The truth of the matter is that Hedges’ sexuality is unclear. Conley himself admits that he has never asked Hedges what his orientation might be and rightly so. Such questions are hugely invasive, particularly for someone like him who now lives in the spotlight, and as Conley says, “All human lives deserve to be treated with dignity.” What the author does know is that the young star “is meant to play this role. He understands my story, and I have a gut reaction to what I sense will be a fantastic performance.”
It’s easy to see why such casting might still infuriate some people. In a study conducted by Williams Institute in 2013, it was found that 53 percent of LGBTQ interviewees believed that Hollywood directors and producers are biased against queer performers and it’s clear that straight men are still more readily awarded for playing gay roles than gay actors are for the same part. Typecasting is a real issue too and while queer roles shouldn’t necessarily be played exclusively by queer performers, LGBTQ actors deserve to be prioritized until equality is finally reached.
Whether Hedges is straight or not though, the fact that Edgerton has assembled a predominantly queer cast to bring these LGBTQ characters to life is still an admirable feat and one that will hopefully become the norm one day.
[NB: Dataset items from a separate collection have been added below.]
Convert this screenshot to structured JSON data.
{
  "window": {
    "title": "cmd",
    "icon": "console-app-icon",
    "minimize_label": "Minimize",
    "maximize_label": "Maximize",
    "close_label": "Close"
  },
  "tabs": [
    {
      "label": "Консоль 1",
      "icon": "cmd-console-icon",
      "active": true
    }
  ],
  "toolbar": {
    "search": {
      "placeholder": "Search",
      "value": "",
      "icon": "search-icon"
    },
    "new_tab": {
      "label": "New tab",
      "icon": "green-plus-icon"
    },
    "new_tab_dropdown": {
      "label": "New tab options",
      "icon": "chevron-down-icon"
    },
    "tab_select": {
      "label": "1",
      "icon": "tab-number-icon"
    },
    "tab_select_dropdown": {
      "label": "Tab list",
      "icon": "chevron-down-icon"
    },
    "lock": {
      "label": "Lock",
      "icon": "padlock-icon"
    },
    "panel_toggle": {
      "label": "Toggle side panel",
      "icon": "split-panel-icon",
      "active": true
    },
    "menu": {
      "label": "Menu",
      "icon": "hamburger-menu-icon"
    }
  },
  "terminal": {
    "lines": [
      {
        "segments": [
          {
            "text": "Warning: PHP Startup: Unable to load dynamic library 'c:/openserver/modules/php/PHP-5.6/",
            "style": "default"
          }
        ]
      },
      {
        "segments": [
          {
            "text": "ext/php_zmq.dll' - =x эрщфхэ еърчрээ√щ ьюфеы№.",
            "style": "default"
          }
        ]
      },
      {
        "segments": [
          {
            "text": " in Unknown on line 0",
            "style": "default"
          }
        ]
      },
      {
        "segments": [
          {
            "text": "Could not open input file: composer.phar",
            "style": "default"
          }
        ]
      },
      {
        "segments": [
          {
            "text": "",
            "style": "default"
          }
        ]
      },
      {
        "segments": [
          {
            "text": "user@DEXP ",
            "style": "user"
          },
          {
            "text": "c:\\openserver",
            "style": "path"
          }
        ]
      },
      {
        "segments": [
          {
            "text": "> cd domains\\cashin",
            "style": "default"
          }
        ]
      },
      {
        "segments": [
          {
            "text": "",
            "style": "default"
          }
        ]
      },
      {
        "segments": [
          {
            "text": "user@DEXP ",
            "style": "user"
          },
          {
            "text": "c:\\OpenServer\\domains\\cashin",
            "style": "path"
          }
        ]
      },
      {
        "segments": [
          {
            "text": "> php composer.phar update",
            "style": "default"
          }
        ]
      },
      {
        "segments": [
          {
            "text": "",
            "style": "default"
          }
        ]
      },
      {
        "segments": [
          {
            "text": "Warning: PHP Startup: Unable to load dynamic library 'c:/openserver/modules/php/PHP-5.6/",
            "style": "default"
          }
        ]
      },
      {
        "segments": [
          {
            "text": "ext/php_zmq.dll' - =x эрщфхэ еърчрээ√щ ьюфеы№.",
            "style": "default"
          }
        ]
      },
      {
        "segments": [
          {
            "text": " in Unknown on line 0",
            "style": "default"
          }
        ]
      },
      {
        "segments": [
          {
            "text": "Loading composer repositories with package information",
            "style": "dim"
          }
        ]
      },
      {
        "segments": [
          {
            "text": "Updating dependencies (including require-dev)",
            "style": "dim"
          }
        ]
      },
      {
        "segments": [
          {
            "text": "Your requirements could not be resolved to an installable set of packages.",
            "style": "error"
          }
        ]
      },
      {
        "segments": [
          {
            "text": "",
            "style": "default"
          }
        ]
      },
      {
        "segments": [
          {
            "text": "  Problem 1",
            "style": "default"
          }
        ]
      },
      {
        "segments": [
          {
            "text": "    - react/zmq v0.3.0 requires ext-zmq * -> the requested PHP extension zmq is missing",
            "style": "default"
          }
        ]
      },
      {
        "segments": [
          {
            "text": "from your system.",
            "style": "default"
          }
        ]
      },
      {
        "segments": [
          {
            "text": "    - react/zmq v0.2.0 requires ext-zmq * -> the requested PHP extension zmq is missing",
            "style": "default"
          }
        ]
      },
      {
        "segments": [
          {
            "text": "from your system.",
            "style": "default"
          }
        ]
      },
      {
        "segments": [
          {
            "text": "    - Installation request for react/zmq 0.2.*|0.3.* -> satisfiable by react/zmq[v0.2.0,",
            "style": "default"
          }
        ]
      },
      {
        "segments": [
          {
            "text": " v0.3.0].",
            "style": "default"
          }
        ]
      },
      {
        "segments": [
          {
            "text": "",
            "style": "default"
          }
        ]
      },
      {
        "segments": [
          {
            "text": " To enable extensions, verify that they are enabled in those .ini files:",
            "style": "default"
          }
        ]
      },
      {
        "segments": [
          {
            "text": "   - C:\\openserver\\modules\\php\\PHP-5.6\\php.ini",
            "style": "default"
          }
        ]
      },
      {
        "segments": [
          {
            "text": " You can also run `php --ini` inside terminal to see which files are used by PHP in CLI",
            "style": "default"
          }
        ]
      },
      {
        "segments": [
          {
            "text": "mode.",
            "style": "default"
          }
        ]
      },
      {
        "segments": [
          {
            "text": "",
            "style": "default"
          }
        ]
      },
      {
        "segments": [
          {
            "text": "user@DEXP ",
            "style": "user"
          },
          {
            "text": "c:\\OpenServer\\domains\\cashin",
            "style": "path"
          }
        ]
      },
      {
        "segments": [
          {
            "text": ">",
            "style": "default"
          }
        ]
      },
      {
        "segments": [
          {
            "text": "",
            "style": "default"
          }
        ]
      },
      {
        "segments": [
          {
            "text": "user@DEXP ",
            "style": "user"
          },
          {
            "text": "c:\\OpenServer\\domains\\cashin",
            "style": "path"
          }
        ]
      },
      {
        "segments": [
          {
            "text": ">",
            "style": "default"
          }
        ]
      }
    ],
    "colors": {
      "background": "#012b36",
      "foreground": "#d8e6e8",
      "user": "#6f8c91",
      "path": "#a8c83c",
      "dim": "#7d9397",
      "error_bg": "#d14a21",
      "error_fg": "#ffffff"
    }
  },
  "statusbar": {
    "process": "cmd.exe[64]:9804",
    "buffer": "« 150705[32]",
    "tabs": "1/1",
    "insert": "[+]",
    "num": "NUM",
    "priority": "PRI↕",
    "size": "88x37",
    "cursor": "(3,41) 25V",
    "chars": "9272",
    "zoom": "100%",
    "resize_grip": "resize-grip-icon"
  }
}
So far, no actor has even won an Oscar while out of the closet, and even if the likes of Dolan or Sivan aren’t considered this time around, their inclusion in Boy Erased might help this become a reality in the future.
During an interview with Mic, Conley revealed that a number of gay men from around the world emailed him after the trailer for Boy Erased was released online, explaining that gay conversion therapy had led them to consider suicide. Instances like this remind us exactly why films like Boy Erased are so important and how authentic representation on screen can genuinely inspire the LGBTQ community at large.